Here is an excerpt from ‘Lost City of the Incas, The Story of Machu Picchu and its Builders’ by Hiram Bingham, on Inca metallurgy.
There is no mention of saws, but it is an excellent overview with some good details about how the people of c. 1400 Peru manufactured and employed metal tools. Machu Picchu was built about 900 years after Puma Puncu, but many of the technologies used overlap.
Here is a passage of interest to the current discussion:
Some [bronze] axe blades bear evidence that they were used upon stone. Their structure shows severe damage of a character which could only result from very hard usage. They were probably used in cutting square holes in ashlars and in making sharp inside corners. It is difficult to conceive of any stone tools that could have been used successfully for this purpose. Some writers have assumed that the Incas use bronze implements to a large extent in finishing their best stone work. It seems to me, however, that even their best bronze was too soft to last long in such activities. It is not likely that it was often so employed.
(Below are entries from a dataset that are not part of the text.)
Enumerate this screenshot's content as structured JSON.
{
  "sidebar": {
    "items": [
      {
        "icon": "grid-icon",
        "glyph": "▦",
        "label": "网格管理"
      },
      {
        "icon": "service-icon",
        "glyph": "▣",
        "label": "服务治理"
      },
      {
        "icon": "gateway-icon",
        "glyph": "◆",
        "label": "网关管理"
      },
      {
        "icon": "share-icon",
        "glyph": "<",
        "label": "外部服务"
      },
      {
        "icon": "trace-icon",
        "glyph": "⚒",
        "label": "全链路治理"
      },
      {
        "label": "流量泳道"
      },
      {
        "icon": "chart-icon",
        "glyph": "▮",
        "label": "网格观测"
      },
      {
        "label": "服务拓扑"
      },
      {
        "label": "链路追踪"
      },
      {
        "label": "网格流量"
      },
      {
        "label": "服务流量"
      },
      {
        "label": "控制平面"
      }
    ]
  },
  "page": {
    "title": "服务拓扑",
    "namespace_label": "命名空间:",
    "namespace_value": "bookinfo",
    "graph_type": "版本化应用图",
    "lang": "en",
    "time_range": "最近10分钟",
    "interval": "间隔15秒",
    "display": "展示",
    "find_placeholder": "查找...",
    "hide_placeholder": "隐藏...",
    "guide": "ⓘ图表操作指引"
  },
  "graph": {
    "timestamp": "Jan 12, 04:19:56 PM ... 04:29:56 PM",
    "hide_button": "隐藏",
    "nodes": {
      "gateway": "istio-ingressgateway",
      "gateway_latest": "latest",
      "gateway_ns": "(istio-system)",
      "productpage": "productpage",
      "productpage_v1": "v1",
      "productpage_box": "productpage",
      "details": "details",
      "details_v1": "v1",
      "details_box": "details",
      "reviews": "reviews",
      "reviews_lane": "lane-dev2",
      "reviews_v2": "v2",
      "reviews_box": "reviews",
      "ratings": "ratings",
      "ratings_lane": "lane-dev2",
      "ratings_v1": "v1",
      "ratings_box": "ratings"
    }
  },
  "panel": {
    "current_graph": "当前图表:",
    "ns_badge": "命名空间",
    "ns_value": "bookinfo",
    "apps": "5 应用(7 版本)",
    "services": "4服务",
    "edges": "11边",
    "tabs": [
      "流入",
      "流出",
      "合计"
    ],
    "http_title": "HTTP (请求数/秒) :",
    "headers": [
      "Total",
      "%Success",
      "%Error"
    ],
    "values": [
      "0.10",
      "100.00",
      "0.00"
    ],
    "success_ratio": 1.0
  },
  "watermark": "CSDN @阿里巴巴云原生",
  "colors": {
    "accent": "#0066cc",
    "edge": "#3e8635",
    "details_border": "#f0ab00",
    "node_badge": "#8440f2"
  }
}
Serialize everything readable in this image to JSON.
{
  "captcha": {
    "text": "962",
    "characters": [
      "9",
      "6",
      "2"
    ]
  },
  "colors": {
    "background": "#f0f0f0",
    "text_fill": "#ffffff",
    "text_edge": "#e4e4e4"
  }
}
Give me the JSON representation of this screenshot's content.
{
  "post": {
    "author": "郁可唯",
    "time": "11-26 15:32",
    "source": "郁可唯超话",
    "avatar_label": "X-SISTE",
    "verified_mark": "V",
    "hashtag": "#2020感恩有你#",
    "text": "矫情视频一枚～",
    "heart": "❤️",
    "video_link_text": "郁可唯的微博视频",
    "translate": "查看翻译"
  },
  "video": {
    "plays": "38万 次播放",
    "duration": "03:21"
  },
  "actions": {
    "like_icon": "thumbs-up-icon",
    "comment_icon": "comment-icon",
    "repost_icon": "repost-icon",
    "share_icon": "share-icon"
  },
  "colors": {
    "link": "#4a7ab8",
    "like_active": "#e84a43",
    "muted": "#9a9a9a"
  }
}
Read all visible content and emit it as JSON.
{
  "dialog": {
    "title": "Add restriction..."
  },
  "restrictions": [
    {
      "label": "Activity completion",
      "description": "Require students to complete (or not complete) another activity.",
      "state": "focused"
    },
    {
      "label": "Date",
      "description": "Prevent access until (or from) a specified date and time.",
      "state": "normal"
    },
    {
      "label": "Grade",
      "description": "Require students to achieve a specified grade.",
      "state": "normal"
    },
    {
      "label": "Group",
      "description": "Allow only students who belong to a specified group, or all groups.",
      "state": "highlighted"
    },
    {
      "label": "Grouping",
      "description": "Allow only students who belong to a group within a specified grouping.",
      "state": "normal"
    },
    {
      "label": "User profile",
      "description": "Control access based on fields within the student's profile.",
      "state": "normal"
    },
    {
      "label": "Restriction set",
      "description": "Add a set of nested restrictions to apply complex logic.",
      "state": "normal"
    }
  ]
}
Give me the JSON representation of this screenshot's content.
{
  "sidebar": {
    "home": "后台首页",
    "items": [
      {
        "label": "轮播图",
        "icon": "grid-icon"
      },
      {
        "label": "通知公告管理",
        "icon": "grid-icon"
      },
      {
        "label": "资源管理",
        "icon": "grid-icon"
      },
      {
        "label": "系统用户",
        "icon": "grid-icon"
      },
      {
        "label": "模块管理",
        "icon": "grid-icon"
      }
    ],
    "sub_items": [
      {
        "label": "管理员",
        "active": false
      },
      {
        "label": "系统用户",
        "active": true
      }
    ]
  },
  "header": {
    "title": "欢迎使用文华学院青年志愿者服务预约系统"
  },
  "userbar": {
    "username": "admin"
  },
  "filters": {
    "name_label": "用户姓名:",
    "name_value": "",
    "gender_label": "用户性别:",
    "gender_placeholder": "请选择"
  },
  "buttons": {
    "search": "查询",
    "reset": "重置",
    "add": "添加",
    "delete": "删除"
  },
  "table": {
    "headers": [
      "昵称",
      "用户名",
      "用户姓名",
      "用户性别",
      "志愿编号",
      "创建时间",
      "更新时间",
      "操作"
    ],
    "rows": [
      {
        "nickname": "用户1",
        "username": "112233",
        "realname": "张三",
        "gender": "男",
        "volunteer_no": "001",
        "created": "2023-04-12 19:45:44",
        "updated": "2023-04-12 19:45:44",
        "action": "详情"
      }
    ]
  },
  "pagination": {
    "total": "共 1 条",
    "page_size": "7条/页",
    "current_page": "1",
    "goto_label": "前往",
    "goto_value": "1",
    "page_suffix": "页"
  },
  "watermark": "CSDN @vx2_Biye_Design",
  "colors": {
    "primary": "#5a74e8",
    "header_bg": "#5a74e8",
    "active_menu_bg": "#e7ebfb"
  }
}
Experiments made in our National Museum have demonstrated that patience, perseverance, elbow grease and fine sand will enable stone tools of various shapes to work miracles in dressing and polishing both granite and andesite.
So here we have Bingham, the expert archeologist on this region and its people, discussing how bronze axes were used to cut square holes in stone blocks and "making sharp inside corners"; and that "Experiments made in our National Museum have demonstrated that patience, perseverance, elbow grease and fine sand will enable stone tools of various shapes to work miracles in dressing and polishing both granite and andesite."
Please place this in your proverbial pipe, and smoke of it.